Ya da başıboş bir arkadaşınızın kapısını çalması / evlilik rehberliğine ihtiyaç duyması / sizinle süs asmak istemesi…
Bunların hepsi benzer bir yanlış anlamadan kaynaklanıyor. Artık mümkün olduğuna göre, bir ofise geri dönmemeyi seçmek kesinlikle gerçek bir işiniz olmadığı ve bu nedenle müsait olmanız gerektiği anlamına gelir.
Bu yanlış anlaşılmanın düzeltilmesi gerekiyor.
Çünkü yaptığınız şey mucize, sihir ve potansiyelle dolu. Bunu yaparsınız (veya yapacaksınız), çünkü yapmayı sevdiğiniz ve size büyük bir başarı duygusu hissettirdiği için.
Ancak içeriğinizi, ruh halinize göre alıp bırakabileceğiniz bir tür meraklı hobi olarak yazmıyorsunuz.
Umarım başarılı bir çevrimiçi iş yaratıyorsunuz. Tutkulu olduğunuz bir iş ama yine de bir iş.
Bu yüzden hazırlıklı olun. Çalışma saatlerinizi belirleyin ve acil durumlar dışında rahatsız edilmeyeceklerini açıkça belirtin.
"Ne iş yapıyorsun?" sorusunun cevabı Bu koşullarda soru biraz daha güçlü olmak zorunda kalabilir.
En sonunda…
- Etkinlikten önce ne söyleyeceğinizi düşünün. Sonuçta, bir iş fırsatına dönüşebilir.
- Çalışmanızın giriş ve çıkışlarını hiçbir şekilde tartışmayın, dayanılmaz ayrıntılarla ayrıntılandırın.
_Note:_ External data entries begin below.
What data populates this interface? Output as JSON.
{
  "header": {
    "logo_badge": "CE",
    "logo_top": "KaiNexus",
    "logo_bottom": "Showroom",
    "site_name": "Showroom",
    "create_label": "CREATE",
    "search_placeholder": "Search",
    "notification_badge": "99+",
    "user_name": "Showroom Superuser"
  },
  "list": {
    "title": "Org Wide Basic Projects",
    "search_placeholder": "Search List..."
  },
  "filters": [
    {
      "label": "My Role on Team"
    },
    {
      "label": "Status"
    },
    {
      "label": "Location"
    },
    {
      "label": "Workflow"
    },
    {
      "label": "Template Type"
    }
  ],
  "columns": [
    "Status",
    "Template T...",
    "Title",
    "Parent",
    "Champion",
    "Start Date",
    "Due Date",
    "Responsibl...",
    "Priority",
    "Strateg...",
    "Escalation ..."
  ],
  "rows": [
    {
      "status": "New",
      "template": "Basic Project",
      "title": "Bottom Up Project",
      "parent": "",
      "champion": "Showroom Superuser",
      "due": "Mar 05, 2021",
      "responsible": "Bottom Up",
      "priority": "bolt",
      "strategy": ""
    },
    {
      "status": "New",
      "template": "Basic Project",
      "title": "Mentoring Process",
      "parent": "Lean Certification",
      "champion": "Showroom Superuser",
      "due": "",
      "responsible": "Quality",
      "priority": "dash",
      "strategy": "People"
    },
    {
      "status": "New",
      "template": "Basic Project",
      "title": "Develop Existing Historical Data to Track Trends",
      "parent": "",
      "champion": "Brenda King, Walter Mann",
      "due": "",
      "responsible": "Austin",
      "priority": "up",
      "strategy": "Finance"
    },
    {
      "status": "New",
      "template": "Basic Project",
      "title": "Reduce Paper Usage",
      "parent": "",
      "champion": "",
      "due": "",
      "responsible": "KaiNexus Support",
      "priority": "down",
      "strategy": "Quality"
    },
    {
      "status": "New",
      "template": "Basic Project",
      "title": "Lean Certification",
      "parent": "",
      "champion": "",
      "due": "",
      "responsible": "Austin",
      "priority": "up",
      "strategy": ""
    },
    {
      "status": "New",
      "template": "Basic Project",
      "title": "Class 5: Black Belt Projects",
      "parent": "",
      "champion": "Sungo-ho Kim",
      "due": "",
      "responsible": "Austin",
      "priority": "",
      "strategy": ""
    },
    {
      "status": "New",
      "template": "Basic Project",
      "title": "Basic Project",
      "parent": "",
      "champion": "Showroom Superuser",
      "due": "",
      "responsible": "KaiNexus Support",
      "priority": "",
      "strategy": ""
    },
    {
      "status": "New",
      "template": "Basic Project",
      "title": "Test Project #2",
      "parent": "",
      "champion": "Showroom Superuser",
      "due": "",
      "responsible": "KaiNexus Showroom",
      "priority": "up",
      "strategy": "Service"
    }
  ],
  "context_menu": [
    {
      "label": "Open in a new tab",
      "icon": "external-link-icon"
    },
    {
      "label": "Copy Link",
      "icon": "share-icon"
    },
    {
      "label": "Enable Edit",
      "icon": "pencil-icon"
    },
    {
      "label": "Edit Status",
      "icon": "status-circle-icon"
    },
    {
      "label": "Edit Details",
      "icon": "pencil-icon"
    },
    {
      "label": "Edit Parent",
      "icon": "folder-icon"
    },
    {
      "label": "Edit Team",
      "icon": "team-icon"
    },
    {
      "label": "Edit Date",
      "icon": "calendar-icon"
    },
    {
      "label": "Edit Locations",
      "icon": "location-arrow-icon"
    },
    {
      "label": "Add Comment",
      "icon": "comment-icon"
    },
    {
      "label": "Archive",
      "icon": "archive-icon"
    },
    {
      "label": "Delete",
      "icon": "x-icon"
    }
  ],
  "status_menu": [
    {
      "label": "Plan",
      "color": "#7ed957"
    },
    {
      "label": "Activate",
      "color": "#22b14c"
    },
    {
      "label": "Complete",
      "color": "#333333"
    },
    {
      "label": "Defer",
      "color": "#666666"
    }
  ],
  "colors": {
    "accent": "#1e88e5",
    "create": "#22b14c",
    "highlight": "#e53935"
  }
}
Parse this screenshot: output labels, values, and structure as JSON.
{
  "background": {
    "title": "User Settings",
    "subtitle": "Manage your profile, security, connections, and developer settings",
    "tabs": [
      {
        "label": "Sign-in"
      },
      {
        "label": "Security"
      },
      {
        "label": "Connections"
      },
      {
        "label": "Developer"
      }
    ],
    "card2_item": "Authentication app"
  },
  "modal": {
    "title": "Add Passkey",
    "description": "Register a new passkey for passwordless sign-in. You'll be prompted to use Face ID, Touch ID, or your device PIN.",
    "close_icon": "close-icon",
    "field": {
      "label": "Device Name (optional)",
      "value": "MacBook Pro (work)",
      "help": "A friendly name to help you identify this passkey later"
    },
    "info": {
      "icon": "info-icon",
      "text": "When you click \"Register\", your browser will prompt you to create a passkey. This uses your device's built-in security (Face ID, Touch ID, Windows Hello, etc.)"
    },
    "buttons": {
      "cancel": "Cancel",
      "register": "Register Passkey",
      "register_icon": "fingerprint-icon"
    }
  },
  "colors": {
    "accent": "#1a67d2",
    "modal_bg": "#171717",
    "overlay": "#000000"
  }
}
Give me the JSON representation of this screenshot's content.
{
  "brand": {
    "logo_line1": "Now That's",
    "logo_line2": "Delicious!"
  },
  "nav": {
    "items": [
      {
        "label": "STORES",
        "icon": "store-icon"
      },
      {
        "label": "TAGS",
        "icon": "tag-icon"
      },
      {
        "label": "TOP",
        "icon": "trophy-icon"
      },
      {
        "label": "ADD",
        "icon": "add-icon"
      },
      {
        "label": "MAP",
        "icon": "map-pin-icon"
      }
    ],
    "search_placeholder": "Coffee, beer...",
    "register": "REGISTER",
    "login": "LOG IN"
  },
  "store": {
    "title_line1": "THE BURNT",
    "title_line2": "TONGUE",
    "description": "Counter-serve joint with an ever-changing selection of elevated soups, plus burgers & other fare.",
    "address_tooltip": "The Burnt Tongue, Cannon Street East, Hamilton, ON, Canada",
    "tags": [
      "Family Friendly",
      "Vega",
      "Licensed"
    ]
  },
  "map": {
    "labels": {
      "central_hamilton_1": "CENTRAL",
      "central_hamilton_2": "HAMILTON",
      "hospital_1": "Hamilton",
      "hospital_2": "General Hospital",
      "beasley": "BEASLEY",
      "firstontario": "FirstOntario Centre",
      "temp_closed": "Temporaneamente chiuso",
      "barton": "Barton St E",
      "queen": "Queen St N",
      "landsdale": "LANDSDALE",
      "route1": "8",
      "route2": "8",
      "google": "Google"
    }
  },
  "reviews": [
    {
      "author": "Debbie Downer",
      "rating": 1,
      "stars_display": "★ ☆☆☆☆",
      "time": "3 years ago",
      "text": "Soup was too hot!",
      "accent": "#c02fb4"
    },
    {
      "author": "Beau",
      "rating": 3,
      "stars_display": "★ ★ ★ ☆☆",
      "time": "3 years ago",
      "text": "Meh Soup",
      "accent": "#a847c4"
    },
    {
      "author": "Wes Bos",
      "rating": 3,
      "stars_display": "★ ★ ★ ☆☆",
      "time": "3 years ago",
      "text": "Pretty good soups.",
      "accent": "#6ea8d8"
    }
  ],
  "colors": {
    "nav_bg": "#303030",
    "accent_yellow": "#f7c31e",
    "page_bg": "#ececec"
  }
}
Daha fazlasını öğrenmek istemeleri için kitlenizi duygusal olarak meşgul ettiğinizden emin olun.
- Duygularınız hakkında konuşmak biraz belirsiz ve havai peri gibi geliyorsa, ne yaptığınızı veya iş unvanınızın ne olduğunu paylaşarak sohbete başlayın. Ama kısa tut. Bir cümle. Otuz kelimeden fazla değil.
- Sonra neyi neden yaptığınızı konuşun. Ve yaptığın şeyin seni nasıl hissettirdiği hakkında.
- Seçtiğiniz niş için tutkunuzu kesinlikle paylaşın, ancak bundan korkmayın.
- Soloprenör olmanın bir hobi olmadığını açıkça belirtin. Bu bir iş. Mutlu bir yer, evet. Ve kazanma potansiyeli olan mutlu bir yer. Umursamaz.
Ve son olarak - en önemlisi - bu tatil sezonunda parıldayan gözlere dikkat edin. Sosyal olarak mesafeli de olsa mükemmel derecede hoş olabilecek bir olayı esneme eğlencesine dönüştürmeyin.
Ve – nerede olursanız olun, bu tatil sezonunu nasıl kutluyorsanız olun – iyi eğlenceler!